The pollster who had House Majority Leader Eric Cantor with a 34-point lead days before his stunning upset defeat by a tea party challenger is the same firm that’s long been a favorite of Georgia Republicans.

Gov. Nathan Deal, Lt. Gov. Casey Cagle and Attorney General Sam Olens have all employed John McLaughlin of McLaughlin & Associates, whose work came under fire after Cantor’s loss to little-known professor David Brat.

State operatives wouldn’t comment on a vendor, but several pointed to a recent poll by McLaughlin ahead of the May 20 primary that accurately showed Rep. Jack Kingston edging out Karen Handel for the second spot in the GOP Senate runoff. Kingston’s spokesman said he remained “confident” in the firm.

“Our internal numbers were spot on,” Spokesman Chris Crawford said in an email, “in the face of public polls even up to the day before the primary, which showed us in third.”

Kingston’s opponent, former Dollar General CEO David Perdue, took the occasion to point out a McLaughlin poll which was conducted three weeks before the primary.
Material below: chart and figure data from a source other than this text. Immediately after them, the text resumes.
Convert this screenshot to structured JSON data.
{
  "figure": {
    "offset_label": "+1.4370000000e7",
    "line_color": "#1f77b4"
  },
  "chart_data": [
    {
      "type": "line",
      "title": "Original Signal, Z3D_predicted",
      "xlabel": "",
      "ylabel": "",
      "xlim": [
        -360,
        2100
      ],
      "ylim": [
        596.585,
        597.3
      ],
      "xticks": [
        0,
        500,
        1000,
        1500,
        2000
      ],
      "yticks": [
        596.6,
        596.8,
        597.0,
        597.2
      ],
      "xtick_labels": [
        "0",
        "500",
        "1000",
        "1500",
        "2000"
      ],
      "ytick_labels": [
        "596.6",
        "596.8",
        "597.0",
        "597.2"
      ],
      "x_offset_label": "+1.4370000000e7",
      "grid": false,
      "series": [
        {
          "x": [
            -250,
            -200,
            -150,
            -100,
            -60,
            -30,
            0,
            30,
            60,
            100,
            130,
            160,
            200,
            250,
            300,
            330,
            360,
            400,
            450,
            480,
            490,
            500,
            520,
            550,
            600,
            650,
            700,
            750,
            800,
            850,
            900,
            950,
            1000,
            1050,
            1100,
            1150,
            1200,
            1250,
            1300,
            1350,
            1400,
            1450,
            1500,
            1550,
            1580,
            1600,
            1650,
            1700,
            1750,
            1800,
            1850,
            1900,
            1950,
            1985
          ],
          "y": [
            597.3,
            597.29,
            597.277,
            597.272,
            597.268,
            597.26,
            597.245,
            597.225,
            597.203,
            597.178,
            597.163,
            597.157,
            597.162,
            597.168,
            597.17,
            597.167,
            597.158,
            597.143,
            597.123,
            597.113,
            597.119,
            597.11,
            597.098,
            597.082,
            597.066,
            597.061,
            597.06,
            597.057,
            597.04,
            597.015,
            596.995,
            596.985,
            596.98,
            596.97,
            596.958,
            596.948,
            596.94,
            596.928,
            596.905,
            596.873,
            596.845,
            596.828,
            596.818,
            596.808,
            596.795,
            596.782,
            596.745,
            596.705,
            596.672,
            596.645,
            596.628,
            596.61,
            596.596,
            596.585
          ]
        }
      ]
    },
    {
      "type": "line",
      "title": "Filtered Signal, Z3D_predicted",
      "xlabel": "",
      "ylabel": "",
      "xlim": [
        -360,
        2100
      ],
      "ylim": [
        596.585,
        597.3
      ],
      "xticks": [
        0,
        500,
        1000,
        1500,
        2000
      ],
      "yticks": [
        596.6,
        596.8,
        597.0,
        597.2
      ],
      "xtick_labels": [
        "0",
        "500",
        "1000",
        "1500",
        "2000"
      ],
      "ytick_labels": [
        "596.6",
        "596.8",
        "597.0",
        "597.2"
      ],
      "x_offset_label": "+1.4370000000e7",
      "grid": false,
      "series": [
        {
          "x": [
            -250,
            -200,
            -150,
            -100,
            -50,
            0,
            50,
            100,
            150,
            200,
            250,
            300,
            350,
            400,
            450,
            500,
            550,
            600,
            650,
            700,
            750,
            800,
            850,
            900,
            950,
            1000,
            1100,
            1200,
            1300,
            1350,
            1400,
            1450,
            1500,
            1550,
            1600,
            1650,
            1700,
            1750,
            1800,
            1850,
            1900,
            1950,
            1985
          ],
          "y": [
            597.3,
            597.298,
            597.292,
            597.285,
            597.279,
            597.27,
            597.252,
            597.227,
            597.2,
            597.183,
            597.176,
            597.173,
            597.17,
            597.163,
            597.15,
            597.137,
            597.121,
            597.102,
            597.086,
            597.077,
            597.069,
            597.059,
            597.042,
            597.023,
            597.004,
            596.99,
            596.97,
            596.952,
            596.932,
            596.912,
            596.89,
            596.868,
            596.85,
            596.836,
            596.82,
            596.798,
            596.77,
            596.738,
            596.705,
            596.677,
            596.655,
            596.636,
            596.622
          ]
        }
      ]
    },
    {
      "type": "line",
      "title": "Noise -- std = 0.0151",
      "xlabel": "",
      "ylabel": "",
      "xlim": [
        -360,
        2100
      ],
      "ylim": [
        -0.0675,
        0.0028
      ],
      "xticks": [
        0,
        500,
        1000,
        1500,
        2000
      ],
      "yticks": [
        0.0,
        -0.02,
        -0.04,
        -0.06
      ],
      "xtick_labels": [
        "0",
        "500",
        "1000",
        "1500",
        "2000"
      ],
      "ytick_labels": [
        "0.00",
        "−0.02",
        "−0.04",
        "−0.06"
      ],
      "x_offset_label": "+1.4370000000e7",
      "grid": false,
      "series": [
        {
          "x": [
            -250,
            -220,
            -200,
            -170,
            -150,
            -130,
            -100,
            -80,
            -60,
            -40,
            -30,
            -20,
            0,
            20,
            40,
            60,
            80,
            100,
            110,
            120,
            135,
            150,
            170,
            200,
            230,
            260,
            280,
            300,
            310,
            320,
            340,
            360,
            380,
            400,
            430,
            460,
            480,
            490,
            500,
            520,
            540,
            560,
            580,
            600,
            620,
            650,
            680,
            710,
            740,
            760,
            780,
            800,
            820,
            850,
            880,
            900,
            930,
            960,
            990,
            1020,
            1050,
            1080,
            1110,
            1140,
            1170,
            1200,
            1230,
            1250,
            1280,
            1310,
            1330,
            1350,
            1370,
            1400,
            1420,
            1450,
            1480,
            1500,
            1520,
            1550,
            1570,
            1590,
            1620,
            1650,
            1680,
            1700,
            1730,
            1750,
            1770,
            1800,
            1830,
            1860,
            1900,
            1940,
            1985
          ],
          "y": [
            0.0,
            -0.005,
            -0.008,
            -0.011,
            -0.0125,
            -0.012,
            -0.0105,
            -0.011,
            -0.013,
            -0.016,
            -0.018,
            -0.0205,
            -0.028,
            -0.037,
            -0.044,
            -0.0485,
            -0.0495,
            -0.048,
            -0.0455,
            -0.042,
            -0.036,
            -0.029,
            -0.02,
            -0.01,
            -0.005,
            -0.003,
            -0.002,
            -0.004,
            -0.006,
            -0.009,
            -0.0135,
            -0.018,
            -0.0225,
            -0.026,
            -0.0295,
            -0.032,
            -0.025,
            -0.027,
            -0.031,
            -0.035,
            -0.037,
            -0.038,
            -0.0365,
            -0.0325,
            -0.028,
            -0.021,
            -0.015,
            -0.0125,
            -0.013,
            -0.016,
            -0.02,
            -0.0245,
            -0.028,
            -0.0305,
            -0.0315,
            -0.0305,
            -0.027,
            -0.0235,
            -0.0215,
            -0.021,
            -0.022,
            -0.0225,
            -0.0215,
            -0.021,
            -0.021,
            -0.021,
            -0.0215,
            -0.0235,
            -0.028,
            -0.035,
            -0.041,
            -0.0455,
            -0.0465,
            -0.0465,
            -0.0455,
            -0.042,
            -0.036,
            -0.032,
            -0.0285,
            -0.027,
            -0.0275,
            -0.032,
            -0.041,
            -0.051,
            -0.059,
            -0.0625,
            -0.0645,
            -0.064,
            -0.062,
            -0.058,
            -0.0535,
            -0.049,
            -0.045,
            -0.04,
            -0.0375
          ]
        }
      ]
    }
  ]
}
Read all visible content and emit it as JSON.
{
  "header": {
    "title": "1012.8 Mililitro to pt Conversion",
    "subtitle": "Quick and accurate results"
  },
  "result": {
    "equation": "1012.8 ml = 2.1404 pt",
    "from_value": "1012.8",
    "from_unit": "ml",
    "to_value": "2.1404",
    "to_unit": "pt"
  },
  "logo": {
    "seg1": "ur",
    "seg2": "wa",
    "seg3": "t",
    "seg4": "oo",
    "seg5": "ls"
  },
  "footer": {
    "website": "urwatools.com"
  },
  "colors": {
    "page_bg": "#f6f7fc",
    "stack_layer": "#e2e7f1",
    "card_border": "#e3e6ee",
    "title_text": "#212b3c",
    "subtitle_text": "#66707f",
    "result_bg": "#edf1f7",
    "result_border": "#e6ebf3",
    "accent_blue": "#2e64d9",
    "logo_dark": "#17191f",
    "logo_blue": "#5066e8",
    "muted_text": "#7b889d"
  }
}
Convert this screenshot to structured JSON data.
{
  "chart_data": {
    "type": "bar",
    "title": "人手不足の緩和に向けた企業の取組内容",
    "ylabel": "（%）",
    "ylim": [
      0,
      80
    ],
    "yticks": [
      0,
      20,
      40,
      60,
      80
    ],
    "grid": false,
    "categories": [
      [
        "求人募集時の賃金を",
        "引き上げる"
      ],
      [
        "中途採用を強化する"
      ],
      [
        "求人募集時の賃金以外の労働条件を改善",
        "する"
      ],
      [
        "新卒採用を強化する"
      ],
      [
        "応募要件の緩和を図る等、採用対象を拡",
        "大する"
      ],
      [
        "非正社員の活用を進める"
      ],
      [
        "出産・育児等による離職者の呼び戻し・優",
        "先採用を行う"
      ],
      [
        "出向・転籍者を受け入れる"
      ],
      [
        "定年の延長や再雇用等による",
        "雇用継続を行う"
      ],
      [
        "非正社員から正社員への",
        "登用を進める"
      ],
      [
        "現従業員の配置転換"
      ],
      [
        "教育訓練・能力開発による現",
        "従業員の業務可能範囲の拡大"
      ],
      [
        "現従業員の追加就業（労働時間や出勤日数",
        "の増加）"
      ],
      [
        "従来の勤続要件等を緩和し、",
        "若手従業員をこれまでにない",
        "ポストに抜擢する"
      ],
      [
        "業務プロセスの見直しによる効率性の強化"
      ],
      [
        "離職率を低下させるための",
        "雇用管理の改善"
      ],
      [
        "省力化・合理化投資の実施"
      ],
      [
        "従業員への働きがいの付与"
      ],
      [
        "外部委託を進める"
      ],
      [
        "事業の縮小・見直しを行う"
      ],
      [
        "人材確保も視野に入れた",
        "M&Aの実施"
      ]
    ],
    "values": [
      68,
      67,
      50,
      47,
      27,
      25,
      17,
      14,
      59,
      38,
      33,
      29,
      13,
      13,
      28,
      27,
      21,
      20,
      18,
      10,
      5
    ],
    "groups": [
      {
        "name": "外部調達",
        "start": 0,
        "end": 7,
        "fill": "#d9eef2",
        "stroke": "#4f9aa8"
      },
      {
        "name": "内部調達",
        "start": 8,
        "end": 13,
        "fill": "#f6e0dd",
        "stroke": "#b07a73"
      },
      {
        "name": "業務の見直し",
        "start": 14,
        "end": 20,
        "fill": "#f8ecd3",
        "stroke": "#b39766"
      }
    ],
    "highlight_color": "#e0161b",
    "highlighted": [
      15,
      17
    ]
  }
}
That poll predicted Kingston would lead the pack with 20 percent of the vote, instead of finishing second to Perdue.

McLaughlin, for his part, told reporters that Democrats were partly to blame for the higher turnout that led to Cantor’s surprising defeat. He said an open letter from former Georgia Rep. Ben “Cooter” Jones, a Democrat who now lives in Virginia, helped drive crossover voters to the polls.

Jones – who served a suburban Atlanta district in the U.S. House for two terms ending in 1993 – ran against Cantor and lost a decade ago. He took a small amount of credit for Brat’s win, but the 12 percentage point triumph could not be entirely blamed on crossover votes.

“People were just sick and tired of Cantor and … they brought the boy home,” Jones said Wednesday. “I had a little part in it, that’s what his pollster says anyway. They would rather blame it on a Democrat than blame it on a Republican.”

Jones said he was getting all sorts of kudos from Democrats and tea party types alike, and was enjoying it well.

“There ain’t no freude like schadenfreude,” he said, referring to the German word meaning “joy in others’ pain.”